Une église fortifiée
L’église d’Yvoire, dédiée à Saint-Pancrace, a également évolué au fil du temps. Édifice modeste au XIIe siècle, elle se métamorphose, à l’initiative d’Amédée V, en une église fortifiée adossée aux remparts. Mais, comme le château, elle est malmenée lors de l’occupation bernoise (protestante) du XVIe siècle. Elle retrouve ensuite un semblant de lustre baroque, grâce au passage de saint François de Sales.

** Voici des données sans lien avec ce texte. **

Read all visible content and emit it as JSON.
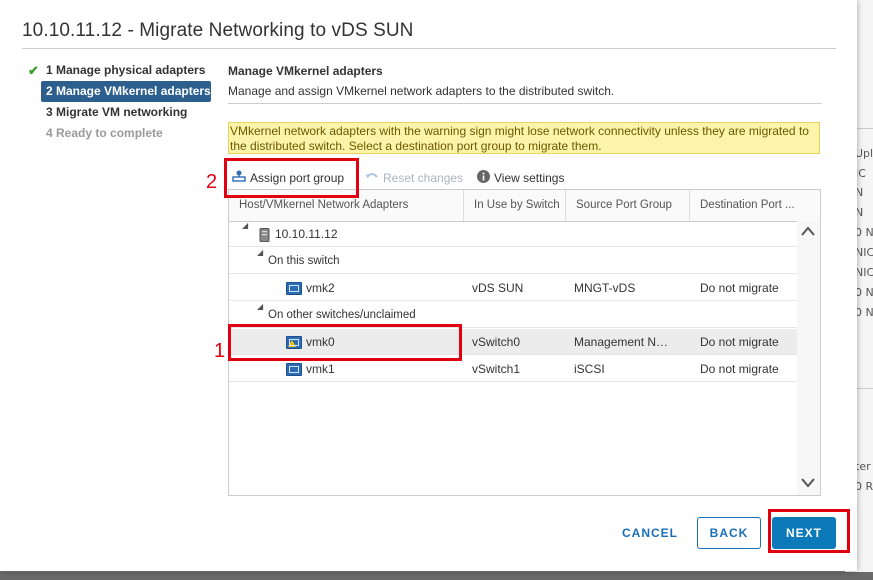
{
  "dialog": {
    "title": "10.10.11.12 - Migrate Networking to vDS SUN"
  },
  "steps": [
    {
      "label": "1 Manage physical adapters",
      "state": "completed"
    },
    {
      "label": "2 Manage VMkernel adapters",
      "state": "active"
    },
    {
      "label": "3 Migrate VM networking",
      "state": "pending"
    },
    {
      "label": "4 Ready to complete",
      "state": "disabled"
    }
  ],
  "content": {
    "title": "Manage VMkernel adapters",
    "subtitle": "Manage and assign VMkernel network adapters to the distributed switch.",
    "warning": "VMkernel network adapters with the warning sign might lose network connectivity unless they are migrated to the distributed switch. Select a destination port group to migrate them."
  },
  "toolbar": {
    "assign": "Assign port group",
    "reset": "Reset changes",
    "view": "View settings"
  },
  "table": {
    "columns": [
      "Host/VMkernel Network Adapters",
      "In Use by Switch",
      "Source Port Group",
      "Destination Port ..."
    ],
    "host": "10.10.11.12",
    "group_this": "On this switch",
    "group_other": "On other switches/unclaimed",
    "rows": [
      {
        "adapter": "vmk2",
        "switch": "vDS SUN",
        "source": "MNGT-vDS",
        "dest": "Do not migrate"
      },
      {
        "adapter": "vmk0",
        "switch": "vSwitch0",
        "source": "Management Net...",
        "dest": "Do not migrate"
      },
      {
        "adapter": "vmk1",
        "switch": "vSwitch1",
        "source": "iSCSI",
        "dest": "Do not migrate"
      }
    ]
  },
  "buttons": {
    "cancel": "CANCEL",
    "back": "BACK",
    "next": "NEXT"
  },
  "annotations": {
    "one": "1",
    "two": "2"
  },
  "background": {
    "items": [
      "Upl",
      "IC",
      "N",
      "N",
      "0 N",
      "NIC",
      "NIC",
      "0 N",
      "0 N",
      "ter",
      "0 R"
    ]
  },
  "colors": {
    "accent": "#0c7ab8",
    "active_step": "#2c5f8e",
    "warning_bg": "#fcf4a8",
    "annotation_red": "#e00010",
    "check_green": "#3f9a2f"
  }
}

Son clocher est édifié en 1856. Un clocher à bulbe, caractéristique de l’architecture sarde de l’époque. Qui ne résiste pas à la rouille. Rénové en 1989, le clocher est recouvert d’acier inoxydable. Ciselé en écailles, pour rappeler l’éclat de la féra, poisson emblématique du Léman. Et l’importance de la pêche pour le village.

 

50 ans de fleurissement
Des deux entrées donnant jadis accès à la cité médiévale, celle de Nernier est la mieux conservée. Elle était fermée par de lourdes portes et par une herse, dont on voit encore la gaine. Un pont, que l’on pouvait rentrer dans le village, complétait le dispositif défensif. Cette porte est aujourd’hui ouverte sur les ruelles, dont les maisons tout de pierre vêtues contribuent au charme du village.

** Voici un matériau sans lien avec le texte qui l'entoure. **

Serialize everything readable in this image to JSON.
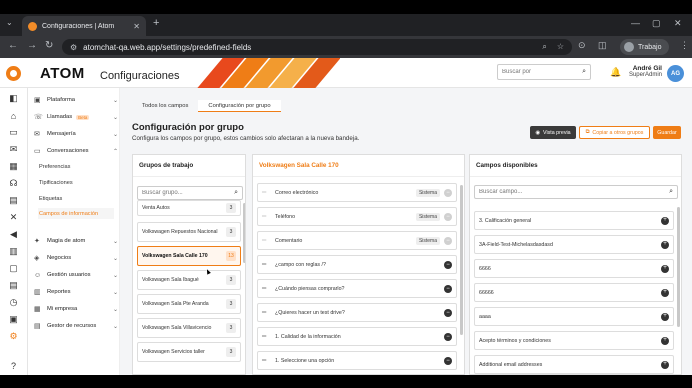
{
  "browser": {
    "tab_title": "Configuraciones | Atom",
    "url": "atomchat-qa.web.app/settings/predefined-fields",
    "profile_name": "Trabajo"
  },
  "header": {
    "brand": "ATOM",
    "page_title": "Configuraciones",
    "search_placeholder": "Buscar por",
    "user_name": "André Gil",
    "user_role": "SuperAdmin",
    "user_initials": "AG",
    "accent_color": "#ef7d16",
    "stripe_colors": [
      "#e8491d",
      "#ef7d16",
      "#f29a2e",
      "#f5b04a",
      "#e35a1a"
    ]
  },
  "sidebar": {
    "items": [
      {
        "label": "Plataforma",
        "icon": "app-icon",
        "chev": "⌄"
      },
      {
        "label": "Llamadas",
        "icon": "phone-icon",
        "badge": "Beta",
        "chev": "⌄"
      },
      {
        "label": "Mensajería",
        "icon": "message-icon",
        "chev": "⌄"
      },
      {
        "label": "Conversaciones",
        "icon": "chat-icon",
        "chev": "⌃"
      }
    ],
    "subitems": [
      {
        "label": "Preferencias"
      },
      {
        "label": "Tipificaciones"
      },
      {
        "label": "Etiquetas"
      },
      {
        "label": "Campos de información"
      }
    ],
    "items2": [
      {
        "label": "Magia de atom",
        "icon": "magic-icon",
        "chev": "⌄"
      },
      {
        "label": "Negocios",
        "icon": "tag-icon",
        "chev": "⌄"
      },
      {
        "label": "Gestión usuarios",
        "icon": "users-icon",
        "chev": "⌄"
      },
      {
        "label": "Reportes",
        "icon": "report-icon",
        "chev": "⌄"
      },
      {
        "label": "Mi empresa",
        "icon": "building-icon",
        "chev": "⌄"
      },
      {
        "label": "Gestor de recursos",
        "icon": "resources-icon",
        "chev": "⌄"
      }
    ]
  },
  "main": {
    "tabs": [
      {
        "label": "Todos los campos"
      },
      {
        "label": "Configuración por grupo"
      }
    ],
    "title": "Configuración por grupo",
    "subtitle": "Configura los campos por grupo, estos cambios solo afectaran a la nueva bandeja.",
    "btn_preview": "Vista previa",
    "btn_copy": "Copiar a otros grupos",
    "btn_save": "Guardar"
  },
  "groups": {
    "header": "Grupos de trabajo",
    "search_placeholder": "Buscar grupo...",
    "items": [
      {
        "name": "Venta Autos",
        "count": "3"
      },
      {
        "name": "Volkswagen Repuestos Nacional",
        "count": "3"
      },
      {
        "name": "Volkswagen Sala Calle 170",
        "count": "13"
      },
      {
        "name": "Volkswagen Sala Ibagué",
        "count": "3"
      },
      {
        "name": "Volkswagen Sala Pte Aranda",
        "count": "3"
      },
      {
        "name": "Volkswagen Sala Villavicencio",
        "count": "3"
      },
      {
        "name": "Volkswagen Servicios taller",
        "count": "3"
      }
    ]
  },
  "selected": {
    "header": "Volkswagen Sala Calle 170",
    "fields": [
      {
        "label": "Correo electrónico",
        "tag": "Sistema"
      },
      {
        "label": "Teléfono",
        "tag": "Sistema"
      },
      {
        "label": "Comentario",
        "tag": "Sistema"
      },
      {
        "label": "¿campo con reglas /?"
      },
      {
        "label": "¿Cuándo piensas comprarlo?"
      },
      {
        "label": "¿Quieres hacer un test drive?"
      },
      {
        "label": "1. Calidad de la información"
      },
      {
        "label": "1. Seleccione una opción"
      }
    ]
  },
  "available": {
    "header": "Campos disponibles",
    "search_placeholder": "Buscar campo...",
    "items": [
      {
        "label": "3. Calificación general"
      },
      {
        "label": "3A-Field-Test-Michelasdasdasd"
      },
      {
        "label": "6666"
      },
      {
        "label": "66666"
      },
      {
        "label": "aaaa"
      },
      {
        "label": "Acepto términos y condiciones"
      },
      {
        "label": "Additional email addresses"
      }
    ]
  }
}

Avec également le fleurissement du village, une tradition depuis plus de 50 ans. Glycines, bégonias, dahlias et géraniums égayent et embellissent les rues, à l’initiative des habitants et de la commune, labellisée 4 fleurs. Au cœur du bourg médiéval, le Jardin des cinq sens est un havre de paix classé Jardin remarquable. Ses 1500 variétés de plantes convient à une étonnante promenade sensorielle. Une petite touche supplémentaire de couleurs, dans l’harmonieux tableau d’Yvoire, composé d’eau, de pierres et de fleurs.